Después se detiene en las disputas bizantinas que protagonizaban las congregaciones religiosas. No solo se enemistaban por una determinada orientación teológica, asegura, sino también por motivos baladíes. Relata el caso de los curas de Guanare, en pleito con los capuchinos de la Villa de Araure por los poderes milagrosos que atribuían a una tosca imagen de María localizada en la corteza de un árbol, la “Madona de Araure”. Al ser encontrada por casualidad, la santa madera comenzó a rivalizar en portentos con la virgen de Guanare, milagrosa desde antiguo, que antes se había manifestado en una piedra ante los ojos atónitos de unos indios. Como producto de la indeseable competencia de Madonas, los padres de Guanare comenzaron a pregonar que solo su señora de Coromoto, que así se llama la imagen que escogió un mineral para su aparición, poseía facultades prodigiosas, mientras que la representación de la Corteza no era “sino una superchería de los capuchinos”.

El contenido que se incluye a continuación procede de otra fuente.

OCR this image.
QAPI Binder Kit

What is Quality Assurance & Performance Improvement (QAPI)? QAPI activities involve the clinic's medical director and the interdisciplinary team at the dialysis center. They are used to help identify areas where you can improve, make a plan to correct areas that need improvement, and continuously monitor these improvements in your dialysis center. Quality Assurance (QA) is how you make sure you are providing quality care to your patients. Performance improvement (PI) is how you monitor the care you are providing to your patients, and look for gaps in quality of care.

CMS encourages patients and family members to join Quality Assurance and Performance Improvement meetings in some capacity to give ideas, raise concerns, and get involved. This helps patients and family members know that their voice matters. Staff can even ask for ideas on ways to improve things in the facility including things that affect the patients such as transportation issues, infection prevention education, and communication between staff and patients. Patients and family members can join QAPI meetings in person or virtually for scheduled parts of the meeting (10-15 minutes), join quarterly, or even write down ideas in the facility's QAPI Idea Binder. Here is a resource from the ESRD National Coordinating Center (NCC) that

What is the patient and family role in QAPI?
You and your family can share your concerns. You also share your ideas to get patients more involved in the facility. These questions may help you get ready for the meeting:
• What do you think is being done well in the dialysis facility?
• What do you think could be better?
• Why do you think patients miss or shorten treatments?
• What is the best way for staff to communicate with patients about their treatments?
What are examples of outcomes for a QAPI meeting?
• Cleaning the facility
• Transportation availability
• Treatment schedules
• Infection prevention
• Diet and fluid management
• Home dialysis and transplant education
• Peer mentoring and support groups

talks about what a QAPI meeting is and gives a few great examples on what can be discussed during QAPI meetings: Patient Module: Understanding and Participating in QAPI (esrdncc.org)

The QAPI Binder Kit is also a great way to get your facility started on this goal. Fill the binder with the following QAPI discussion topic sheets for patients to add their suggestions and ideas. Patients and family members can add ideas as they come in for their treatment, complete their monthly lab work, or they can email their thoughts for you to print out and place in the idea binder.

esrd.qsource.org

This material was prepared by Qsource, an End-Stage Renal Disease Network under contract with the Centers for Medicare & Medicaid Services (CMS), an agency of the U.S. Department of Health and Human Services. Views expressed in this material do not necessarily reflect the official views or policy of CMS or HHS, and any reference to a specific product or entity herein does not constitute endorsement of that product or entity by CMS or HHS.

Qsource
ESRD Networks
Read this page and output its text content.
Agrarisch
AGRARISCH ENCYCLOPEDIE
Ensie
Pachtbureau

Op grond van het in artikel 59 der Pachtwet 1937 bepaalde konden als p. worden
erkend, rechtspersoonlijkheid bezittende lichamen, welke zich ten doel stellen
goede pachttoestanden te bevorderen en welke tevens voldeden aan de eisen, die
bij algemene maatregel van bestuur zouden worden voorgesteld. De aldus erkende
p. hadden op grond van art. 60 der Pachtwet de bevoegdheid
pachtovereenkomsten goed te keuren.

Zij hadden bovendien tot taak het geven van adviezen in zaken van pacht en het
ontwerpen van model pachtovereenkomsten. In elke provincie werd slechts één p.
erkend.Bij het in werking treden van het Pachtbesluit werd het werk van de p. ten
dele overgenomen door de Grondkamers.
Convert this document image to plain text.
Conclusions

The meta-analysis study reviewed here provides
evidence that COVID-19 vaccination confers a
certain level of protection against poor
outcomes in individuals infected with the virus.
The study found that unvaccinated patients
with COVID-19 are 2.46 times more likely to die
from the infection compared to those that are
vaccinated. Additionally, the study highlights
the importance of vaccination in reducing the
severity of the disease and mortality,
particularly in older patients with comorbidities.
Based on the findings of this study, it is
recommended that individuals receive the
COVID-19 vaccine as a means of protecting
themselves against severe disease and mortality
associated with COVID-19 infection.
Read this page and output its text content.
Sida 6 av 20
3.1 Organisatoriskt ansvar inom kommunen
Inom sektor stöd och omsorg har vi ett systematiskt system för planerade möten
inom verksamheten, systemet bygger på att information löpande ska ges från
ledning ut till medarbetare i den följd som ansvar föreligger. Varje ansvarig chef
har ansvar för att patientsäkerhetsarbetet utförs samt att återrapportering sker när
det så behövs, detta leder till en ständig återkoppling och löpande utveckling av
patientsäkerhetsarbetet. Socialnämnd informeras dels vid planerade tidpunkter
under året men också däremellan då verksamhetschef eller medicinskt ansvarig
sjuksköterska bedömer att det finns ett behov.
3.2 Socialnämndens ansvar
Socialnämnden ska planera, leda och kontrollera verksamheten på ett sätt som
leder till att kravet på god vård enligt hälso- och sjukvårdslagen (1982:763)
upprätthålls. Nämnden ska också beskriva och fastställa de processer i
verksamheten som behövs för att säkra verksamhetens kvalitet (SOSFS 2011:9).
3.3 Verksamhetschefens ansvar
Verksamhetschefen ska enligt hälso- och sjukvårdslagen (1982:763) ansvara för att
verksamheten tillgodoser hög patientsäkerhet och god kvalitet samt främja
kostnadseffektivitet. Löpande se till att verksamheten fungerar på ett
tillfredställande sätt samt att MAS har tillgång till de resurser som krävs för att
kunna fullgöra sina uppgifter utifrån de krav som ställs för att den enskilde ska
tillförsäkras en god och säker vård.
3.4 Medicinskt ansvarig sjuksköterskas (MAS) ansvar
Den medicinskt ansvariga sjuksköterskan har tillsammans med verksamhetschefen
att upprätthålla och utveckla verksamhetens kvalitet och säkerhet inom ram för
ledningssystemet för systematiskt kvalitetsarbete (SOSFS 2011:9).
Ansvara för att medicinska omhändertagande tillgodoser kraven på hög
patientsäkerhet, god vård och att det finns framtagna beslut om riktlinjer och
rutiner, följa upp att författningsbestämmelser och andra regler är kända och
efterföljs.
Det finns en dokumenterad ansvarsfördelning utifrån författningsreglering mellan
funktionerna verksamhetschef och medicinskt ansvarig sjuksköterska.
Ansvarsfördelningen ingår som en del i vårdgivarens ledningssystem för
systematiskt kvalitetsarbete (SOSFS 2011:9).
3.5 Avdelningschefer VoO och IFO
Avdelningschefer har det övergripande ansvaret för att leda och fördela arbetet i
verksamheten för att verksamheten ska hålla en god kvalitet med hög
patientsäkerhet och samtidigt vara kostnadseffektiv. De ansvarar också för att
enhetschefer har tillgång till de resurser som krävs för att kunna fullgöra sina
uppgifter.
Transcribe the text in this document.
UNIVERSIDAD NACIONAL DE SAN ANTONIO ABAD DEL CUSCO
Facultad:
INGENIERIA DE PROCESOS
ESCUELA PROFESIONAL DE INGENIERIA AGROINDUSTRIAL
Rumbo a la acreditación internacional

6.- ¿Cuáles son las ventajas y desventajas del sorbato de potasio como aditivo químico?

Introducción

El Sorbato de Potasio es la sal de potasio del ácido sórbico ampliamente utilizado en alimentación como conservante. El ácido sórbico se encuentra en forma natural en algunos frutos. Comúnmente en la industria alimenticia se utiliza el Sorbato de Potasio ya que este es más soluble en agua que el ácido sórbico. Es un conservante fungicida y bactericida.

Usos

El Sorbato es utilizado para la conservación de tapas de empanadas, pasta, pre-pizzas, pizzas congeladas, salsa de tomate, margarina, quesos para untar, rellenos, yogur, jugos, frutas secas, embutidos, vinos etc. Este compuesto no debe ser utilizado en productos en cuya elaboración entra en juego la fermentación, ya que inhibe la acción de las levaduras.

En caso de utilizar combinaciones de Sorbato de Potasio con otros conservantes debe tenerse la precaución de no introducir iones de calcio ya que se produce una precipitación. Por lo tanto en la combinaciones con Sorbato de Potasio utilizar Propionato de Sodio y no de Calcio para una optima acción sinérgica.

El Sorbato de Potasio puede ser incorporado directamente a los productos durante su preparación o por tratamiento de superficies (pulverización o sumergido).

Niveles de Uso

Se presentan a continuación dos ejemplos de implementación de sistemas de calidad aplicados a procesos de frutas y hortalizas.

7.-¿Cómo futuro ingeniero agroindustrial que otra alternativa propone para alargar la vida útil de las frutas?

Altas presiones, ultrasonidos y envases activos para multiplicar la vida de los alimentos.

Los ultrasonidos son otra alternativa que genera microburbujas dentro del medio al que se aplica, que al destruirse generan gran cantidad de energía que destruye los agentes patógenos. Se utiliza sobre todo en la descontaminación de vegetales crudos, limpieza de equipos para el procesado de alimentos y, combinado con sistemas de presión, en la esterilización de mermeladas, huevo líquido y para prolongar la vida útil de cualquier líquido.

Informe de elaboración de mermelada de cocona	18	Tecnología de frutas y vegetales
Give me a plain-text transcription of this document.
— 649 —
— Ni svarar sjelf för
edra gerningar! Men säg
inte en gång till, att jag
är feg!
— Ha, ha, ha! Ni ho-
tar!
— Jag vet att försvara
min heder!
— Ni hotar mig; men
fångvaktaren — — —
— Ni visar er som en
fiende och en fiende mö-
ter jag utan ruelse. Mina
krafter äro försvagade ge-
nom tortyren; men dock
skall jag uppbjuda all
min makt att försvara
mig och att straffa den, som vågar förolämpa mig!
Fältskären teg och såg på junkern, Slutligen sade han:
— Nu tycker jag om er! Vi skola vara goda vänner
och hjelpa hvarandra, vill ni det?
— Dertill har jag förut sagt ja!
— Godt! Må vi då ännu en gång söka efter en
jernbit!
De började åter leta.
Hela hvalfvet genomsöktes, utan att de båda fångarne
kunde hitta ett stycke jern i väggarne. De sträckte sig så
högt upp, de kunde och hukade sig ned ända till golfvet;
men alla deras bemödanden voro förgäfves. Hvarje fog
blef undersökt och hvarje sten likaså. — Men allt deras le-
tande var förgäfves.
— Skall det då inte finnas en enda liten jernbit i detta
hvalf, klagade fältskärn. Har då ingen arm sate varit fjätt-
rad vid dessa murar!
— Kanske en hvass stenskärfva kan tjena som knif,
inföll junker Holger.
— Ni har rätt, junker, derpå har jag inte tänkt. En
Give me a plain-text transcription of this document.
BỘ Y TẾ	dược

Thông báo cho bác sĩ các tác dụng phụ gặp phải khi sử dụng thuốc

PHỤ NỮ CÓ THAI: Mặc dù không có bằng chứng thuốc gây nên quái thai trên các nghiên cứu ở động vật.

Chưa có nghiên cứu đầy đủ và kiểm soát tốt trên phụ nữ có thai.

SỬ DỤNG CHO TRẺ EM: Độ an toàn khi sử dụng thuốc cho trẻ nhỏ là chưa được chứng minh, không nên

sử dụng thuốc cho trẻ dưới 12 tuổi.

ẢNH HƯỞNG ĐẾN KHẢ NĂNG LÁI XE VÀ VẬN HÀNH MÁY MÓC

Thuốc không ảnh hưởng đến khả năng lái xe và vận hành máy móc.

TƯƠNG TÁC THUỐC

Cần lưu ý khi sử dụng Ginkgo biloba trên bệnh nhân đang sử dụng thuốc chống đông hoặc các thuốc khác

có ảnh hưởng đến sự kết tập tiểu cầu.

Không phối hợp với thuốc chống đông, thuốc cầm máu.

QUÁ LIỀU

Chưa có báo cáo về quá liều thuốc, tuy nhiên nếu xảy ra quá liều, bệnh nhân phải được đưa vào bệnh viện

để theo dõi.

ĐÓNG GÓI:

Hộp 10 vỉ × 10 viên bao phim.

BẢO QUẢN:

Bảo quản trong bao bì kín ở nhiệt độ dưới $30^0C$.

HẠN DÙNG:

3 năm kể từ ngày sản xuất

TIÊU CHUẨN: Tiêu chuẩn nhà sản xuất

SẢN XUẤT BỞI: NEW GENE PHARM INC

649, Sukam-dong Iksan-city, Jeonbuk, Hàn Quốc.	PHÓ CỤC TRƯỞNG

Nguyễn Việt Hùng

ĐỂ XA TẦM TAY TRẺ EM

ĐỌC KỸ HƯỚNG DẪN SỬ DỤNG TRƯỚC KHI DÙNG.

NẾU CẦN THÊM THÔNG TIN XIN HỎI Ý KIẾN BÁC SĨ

También se solaza en la censura del negocio de las indulgencias, sometido a crítica inclemente desde los tiempos de la reforma luterana. Dauxion nos cuenta que en los curatos venezolanos expendían bulas de los vivos, bulas de los muertos, bula de lacticinios y de huevos y bula de componenda, con cuya adquisición el comprador hacía suyas las ventajas que traían incluidas. Veamos los poderes especiales de la bula de los vivos, descritos por el interesado observador: aunque hubiese cometido crímenes horribles, como el incesto, el titular quedaba descargado de culpa con la presentación del documento a cualquier sacerdote, quien debía concederle la absolución sin detenerse en preguntas innecesarias. Además,

Se adhería a ventajas inapreciables en un país cálido: poder oír la misa una hora antes de la salida del sol, hacerla oír en su casa cuando la iglesia de su parroquia está entredicha, comer bien los días de ayuno.

Pero se fija en un detalle de mayor interés, referido a las personas influyentes en la sociabilidad colonial que parecía condenada a desaparecer. En general, las principales parentelas deseaban tener un bonete en su regazo: “Una familia blanca donde hubiese tres o cuatro varones se vería deshonrada si ninguno de ellos tomase los hábitos”. Una afirmación idéntica hace Miguel José Sanz en 1805, cuando arremete contra los mantuanos por su apego a “saberes y oficios vacuos”. Una memoria anónima que circula antes de 1810 cuenta un episodio que permite pensar en cómo el francés no viene exagerando. Según un autor desconocido que escribe un Extracto de una noticia de la revolución, aún hacia principios del XIX se presenciaban en Caracas escenas que considera extravagantes. Entre ellas la siguiente:

Un paisano amonestaba a su sobrino por el manifiesto riesgo de condenación eterna en que se ponía tocando la flauta por papel cuyas notas musicales eran compuestas por un luterano.

Si se agrega el hecho de que en la universidad de Caracas predominaban los estudios de latín y retórica para favorecer la lectura de la misa y de las obras de los patriarcas, junto con la enseñanza de la filosofía de Aristóteles y de las orientaciones escolásticas, se está ante la persistencia de una mentalidad asentada en el pilar de la tradición. Buscar en su seno un apogeo de la modernidad, o una presencia determinante de sus desafíos, es exploración vana. De allí la trascendencia de un testimonio como el de Dauxión, capaz de meternos en una realidad que se ha distorsionado por el afán de pedirle lo que no puede dar. Si nos distanciamos de los epítetos y de las ganas que seguramente tenía un “ilustrado” francés de apabullar la cultura de origen español, haremos una reconstrucción verosímil del prólogo de la Independencia.